If you read the Gospels this is exactly the opposite of what Jesus promises to his disciples! He promises hardship and homelessness. He guarantees persecution and being poorly treated. And He still calls them, and us, to proclaim the Kingdom of God! He says, "Yes, this is going to be harder than you could ever imagine. This is going to take you places that you would never go on your own. Your heart will be broken again and again, but behold, I am with you wherever you go.

When I gave my life to Jesus when I was five and I prayed a simple prayer that invited Jesus into my heart to save me from Hell. 
And I don't know if my heart was ready to give God my everything when I was 12 and I rededicated my life to God because fear wrecked my life and nothing was stable.
But I think it was a start.
When God took me out of the chaos for one year to get to know him better and we took a walk through the neighborhoods behind my house and I counted the cost of following Jesus, I discovered joy. I walked through those streets and joy flooded my heart and I gave my heart fully to Jesus. Not just to live inside, but to transform and wreck and change and heal.
When I said I would follow Jesus to the ends of the earth, to the greatest joys and the deepest hurts, I didn't know He would take me here. 
Following you isn't easy. Often I would much rather follow adventure, my heart, and happiness. How misleading these fleeting pleasures. Because when I said I would follow you, it was for better or worse. Richer or poorer. In sickness and in health. To love and to cherish forever.

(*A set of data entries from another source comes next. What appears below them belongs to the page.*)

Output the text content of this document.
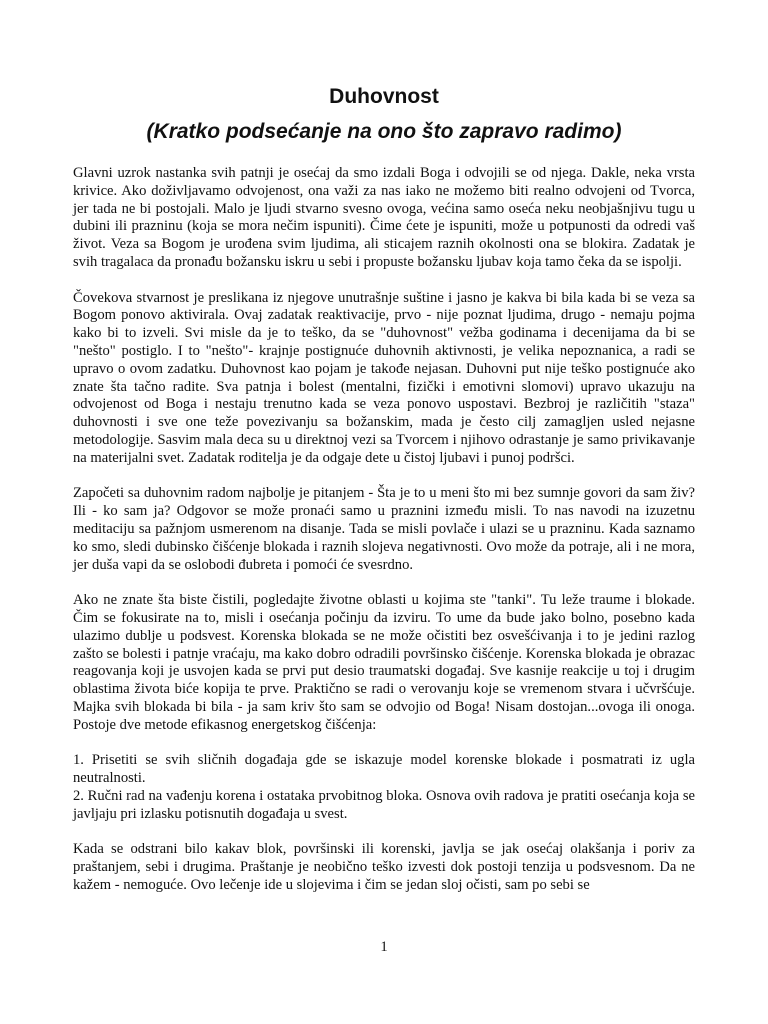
Duhovnost
(Kratko podsećanje na ono što zapravo radimo)

Glavni uzrok nastanka svih patnji je osećaj da smo izdali Boga i odvojili se od njega. Dakle, neka vrsta krivice. Ako doživljavamo odvojenost, ona važi za nas iako ne možemo biti realno odvojeni od Tvorca, jer tada ne bi postojali. Malo je ljudi stvarno svesno ovoga, većina samo oseća neku neobjašnjivu tugu u dubini ili prazninu (koja se mora nečim ispuniti). Čime ćete je ispuniti, može u potpunosti da odredi vaš život. Veza sa Bogom je urođena svim ljudima, ali sticajem raznih okolnosti ona se blokira. Zadatak je svih tragalaca da pronađu božansku iskru u sebi i propuste božansku ljubav koja tamo čeka da se ispolji.

Čovekova stvarnost je preslikana iz njegove unutrašnje suštine i jasno je kakva bi bila kada bi se veza sa Bogom ponovo aktivirala. Ovaj zadatak reaktivacije, prvo - nije poznat ljudima, drugo - nemaju pojma kako bi to izveli. Svi misle da je to teško, da se "duhovnost" vežba godinama i decenijama da bi se "nešto" postiglo. I to "nešto"- krajnje postignuće duhovnih aktivnosti, je velika nepoznanica, a radi se upravo o ovom zadatku. Duhovnost kao pojam je takođe nejasan. Duhovni put nije teško postignuće ako znate šta tačno radite. Sva patnja i bolest (mentalni, fizički i emotivni slomovi) upravo ukazuju na odvojenost od Boga i nestaju trenutno kada se veza ponovo uspostavi. Bezbroj je različitih "staza" duhovnosti i sve one teže povezivanju sa božanskim, mada je često cilj zamagljen usled nejasne metodologije. Sasvim mala deca su u direktnoj vezi sa Tvorcem i njihovo odrastanje je samo privikavanje na materijalni svet. Zadatak roditelja je da odgaje dete u čistoj ljubavi i punoj podršci.

Započeti sa duhovnim radom najbolje je pitanjem - Šta je to u meni što mi bez sumnje govori da sam živ? Ili - ko sam ja? Odgovor se može pronaći samo u praznini između misli. To nas navodi na izuzetnu meditaciju sa pažnjom usmerenom na disanje. Tada se misli povlače i ulazi se u prazninu. Kada saznamo ko smo, sledi dubinsko čišćenje blokada i raznih slojeva negativnosti. Ovo može da potraje, ali i ne mora, jer duša vapi da se oslobodi đubreta i pomoći će svesrdno.

Ako ne znate šta biste čistili, pogledajte životne oblasti u kojima ste "tanki". Tu leže traume i blokade. Čim se fokusirate na to, misli i osećanja počinju da izviru. To ume da bude jako bolno, posebno kada ulazimo dublje u podsvest. Korenska blokada se ne može očistiti bez osvešćivanja i to je jedini razlog zašto se bolesti i patnje vraćaju, ma kako dobro odradili površinsko čišćenje. Korenska blokada je obrazac reagovanja koji je usvojen kada se prvi put desio traumatski događaj. Sve kasnije reakcije u toj i drugim oblastima života biće kopija te prve. Praktično se radi o verovanju koje se vremenom stvara i učvršćuje. Majka svih blokada bi bila - ja sam kriv što sam se odvojio od Boga! Nisam dostojan...ovoga ili onoga. Postoje dve metode efikasnog energetskog čišćenja:

1. Prisetiti se svih sličnih događaja gde se iskazuje model korenske blokade i posmatrati iz ugla neutralnosti.

2. Ručni rad na vađenju korena i ostataka prvobitnog bloka. Osnova ovih radova je pratiti osećanja koja se javljaju pri izlasku potisnutih događaja u svest.

Kada se odstrani bilo kakav blok, površinski ili korenski, javlja se jak osećaj olakšanja i poriv za praštanjem, sebi i drugima. Praštanje je neobično teško izvesti dok postoji tenzija u podsvesnom. Da ne kažem - nemoguće. Ovo lečenje ide u slojevima i čim se jedan sloj očisti, sam po sebi se

1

Following Him has taught me adventure and love. Following Him has been the hardest thing I have ever done and will ever do. But it is also the most rewarding, most wonderful and beautiful thing I could have ever requested. This is not a place I would have ever placed myself. I have glamorized the mission field in my heart because I loved the adventure and I loved the beauty of the cultures. But my temporary adventures on the mission field were also incredibly hard. I wept for children who might never hear the Gospel again despite the words we had spoken. I watched a mother train her daughter to worship a god. The child stretched herself out on the ground, face down, in front of a stone. There was nothing I could do. This mission field was hard. 

The mission field is hard. Every day I go to Starbucks and there is a call on my life to be a witness to my co-workers, to share the great hope that I have. The question is raised as the Lord whispers to my heart, "Who will go for me?" 


When I said I would follow Jesus, I didn't think my mission field would be the backrooms of Starbucks or the campus of a Christian college or teenage girls in my small group at youth group who oftentimes don't seem to care. But when I said I would follow Jesus, I said I would follow HIM. So I will choose to follow him to the places he wants to go. To the hearts of my co-workers, my classmates. I will choose to follow him because He is worth more. 

Like the call of those first disciples, I will follow Jesus because of who He is. Not the hard journey I'm guaranteed to walk, but because of Jesus' beautiful and unshakeable character. When I said I would follow Him, I meant it.